5. Right to Rejection and Removal
Users may at any time revoke their consent to data processing by sending an e-mail to neb@uni-weimar.de requesting the deletion of their personal data provided in the input mask from the database or the deletion of their data transmitted by e-mail.
VI. Rights of the User
If your personal data is processed, you are defined as a data subject in accordance with the European General Data Protection Regulation (EU-GDPR), and you are entitled, through the responsible office and subject to the legal regulations restricting these rights, to the following:
1. Right of Access
In accordance with Art. 15 of the European General Data Protection Regulation (EU-GDPR), users may request information from the responsible office regarding whether and which of their personal data is being processed.
2. Right to Rectification
Users have the right to have their personal data amended and/or corrected in accordance with Art. 16 of the European General Data Protection Regulation (EU-GDPR) if it is incorrect or incomplete. The responsible office is required to carry out any rectifications without delay.
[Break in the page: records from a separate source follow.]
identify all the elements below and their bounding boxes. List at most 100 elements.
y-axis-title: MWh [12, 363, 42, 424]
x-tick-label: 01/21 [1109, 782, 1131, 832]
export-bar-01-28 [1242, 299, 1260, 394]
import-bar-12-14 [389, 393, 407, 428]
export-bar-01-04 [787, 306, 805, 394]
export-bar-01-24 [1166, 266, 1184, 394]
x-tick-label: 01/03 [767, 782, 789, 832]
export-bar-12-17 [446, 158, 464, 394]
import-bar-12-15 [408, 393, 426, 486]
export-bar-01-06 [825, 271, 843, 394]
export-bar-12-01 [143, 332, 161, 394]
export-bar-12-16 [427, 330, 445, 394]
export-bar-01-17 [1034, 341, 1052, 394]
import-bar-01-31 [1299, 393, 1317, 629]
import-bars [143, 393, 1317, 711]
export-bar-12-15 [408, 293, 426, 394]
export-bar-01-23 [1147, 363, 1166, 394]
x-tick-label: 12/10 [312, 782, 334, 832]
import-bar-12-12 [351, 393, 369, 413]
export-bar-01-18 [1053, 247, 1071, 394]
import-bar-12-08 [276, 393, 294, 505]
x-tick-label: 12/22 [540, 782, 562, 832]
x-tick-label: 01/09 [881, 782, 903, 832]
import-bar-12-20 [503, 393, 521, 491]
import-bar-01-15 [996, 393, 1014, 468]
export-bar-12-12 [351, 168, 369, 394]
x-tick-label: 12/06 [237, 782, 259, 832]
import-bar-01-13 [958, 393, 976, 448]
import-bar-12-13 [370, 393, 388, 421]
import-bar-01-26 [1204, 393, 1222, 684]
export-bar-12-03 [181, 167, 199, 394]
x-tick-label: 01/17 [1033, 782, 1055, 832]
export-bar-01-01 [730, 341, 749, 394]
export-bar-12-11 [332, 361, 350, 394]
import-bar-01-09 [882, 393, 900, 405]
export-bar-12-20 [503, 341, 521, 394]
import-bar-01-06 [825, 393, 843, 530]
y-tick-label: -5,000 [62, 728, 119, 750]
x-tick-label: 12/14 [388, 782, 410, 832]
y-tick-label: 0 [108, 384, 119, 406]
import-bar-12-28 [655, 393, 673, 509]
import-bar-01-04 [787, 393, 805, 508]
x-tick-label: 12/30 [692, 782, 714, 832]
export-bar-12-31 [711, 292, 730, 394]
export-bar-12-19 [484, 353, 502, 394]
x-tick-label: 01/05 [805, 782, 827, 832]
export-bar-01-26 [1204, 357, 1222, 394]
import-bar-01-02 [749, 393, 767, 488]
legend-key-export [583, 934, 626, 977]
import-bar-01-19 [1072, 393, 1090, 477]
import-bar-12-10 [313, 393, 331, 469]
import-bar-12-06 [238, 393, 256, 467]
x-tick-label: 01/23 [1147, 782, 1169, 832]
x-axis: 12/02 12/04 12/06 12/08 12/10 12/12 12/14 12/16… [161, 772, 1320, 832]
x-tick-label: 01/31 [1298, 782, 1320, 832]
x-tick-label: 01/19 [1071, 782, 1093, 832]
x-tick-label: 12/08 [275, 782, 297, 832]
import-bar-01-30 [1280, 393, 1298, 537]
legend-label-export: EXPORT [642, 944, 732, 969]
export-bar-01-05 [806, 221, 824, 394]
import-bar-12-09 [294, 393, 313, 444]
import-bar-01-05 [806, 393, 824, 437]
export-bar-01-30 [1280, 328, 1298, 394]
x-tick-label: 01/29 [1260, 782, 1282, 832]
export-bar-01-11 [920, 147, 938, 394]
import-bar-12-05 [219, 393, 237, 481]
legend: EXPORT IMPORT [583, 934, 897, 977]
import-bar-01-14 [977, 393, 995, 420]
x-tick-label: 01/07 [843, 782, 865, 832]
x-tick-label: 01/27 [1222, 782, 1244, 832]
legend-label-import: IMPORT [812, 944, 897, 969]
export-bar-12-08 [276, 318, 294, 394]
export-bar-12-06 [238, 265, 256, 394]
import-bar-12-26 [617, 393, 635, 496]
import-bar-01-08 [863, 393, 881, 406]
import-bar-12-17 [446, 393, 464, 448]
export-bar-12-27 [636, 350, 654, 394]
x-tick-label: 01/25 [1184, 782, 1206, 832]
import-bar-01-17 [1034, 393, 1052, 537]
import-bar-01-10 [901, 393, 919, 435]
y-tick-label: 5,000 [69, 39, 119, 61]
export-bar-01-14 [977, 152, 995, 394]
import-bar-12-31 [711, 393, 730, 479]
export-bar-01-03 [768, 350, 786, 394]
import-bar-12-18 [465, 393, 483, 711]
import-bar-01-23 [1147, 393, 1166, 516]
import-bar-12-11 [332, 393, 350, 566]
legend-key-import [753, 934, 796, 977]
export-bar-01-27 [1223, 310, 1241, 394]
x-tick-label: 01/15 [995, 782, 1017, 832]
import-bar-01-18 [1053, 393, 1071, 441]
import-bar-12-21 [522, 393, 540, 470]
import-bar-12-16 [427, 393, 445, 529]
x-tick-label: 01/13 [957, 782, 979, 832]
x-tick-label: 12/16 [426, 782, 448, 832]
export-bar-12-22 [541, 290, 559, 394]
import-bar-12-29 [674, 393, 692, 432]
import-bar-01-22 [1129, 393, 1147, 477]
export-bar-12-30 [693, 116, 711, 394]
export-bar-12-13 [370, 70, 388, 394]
3. Right to Erasure and Restriction of Processing
Users have the right to the restriction (Art. 17 of the EU-GDPR) or deletion (Art. 18 of the EU-GDPR) of their personal data.
4. Right to Information
If a user has asserted their right to rectification, erasure or restriction of processing against the responsible office, the responsible office is obliged (in accordance with Art. 19 of the EU-GDPR) to inform each each recipient to whom the personal data have been disclosed, unless this proves impossible or involves disproportionate effort.
The responsible office shall inform the user about those recipients upon the user’s request.
5. Right to Data Portability
Users have the right to transfer their data in accordance with Art. 20 of the EU-GDPR if the data processing is based on their user’s consent or a contract.
6. Right to Object
The user has the right to object to the processing of their personal data at any time if the data processing is based on Art. 6 Para. 1 lit. e of the EU-GDPR.
7. Right to Revoke the Declaration of Consent Under Data Protection Law
Users have the right to revoke their consent under data protection law at any time. Revoking consent does not affect the legality of processing carried out based on consent prior to the revocation.
9. Automated Individual Decision-Making, Including Profiling
Profiling is not carried out.
10. Right to Complain to a Supervisory Authority
Without prejudice to any other administrative or non-judicial remedy, users have the right to an effective judicial remedy against a legally binding decision of a supervisory authority if they feel that the processing of their personal data is in breach of the EU-GDPR.
The supervisory authority to which the complaint was submitted must inform the user of the status and outcome of their complaint, including any possibility of a judicial remedy under Art. 78 of the EU-GDPR.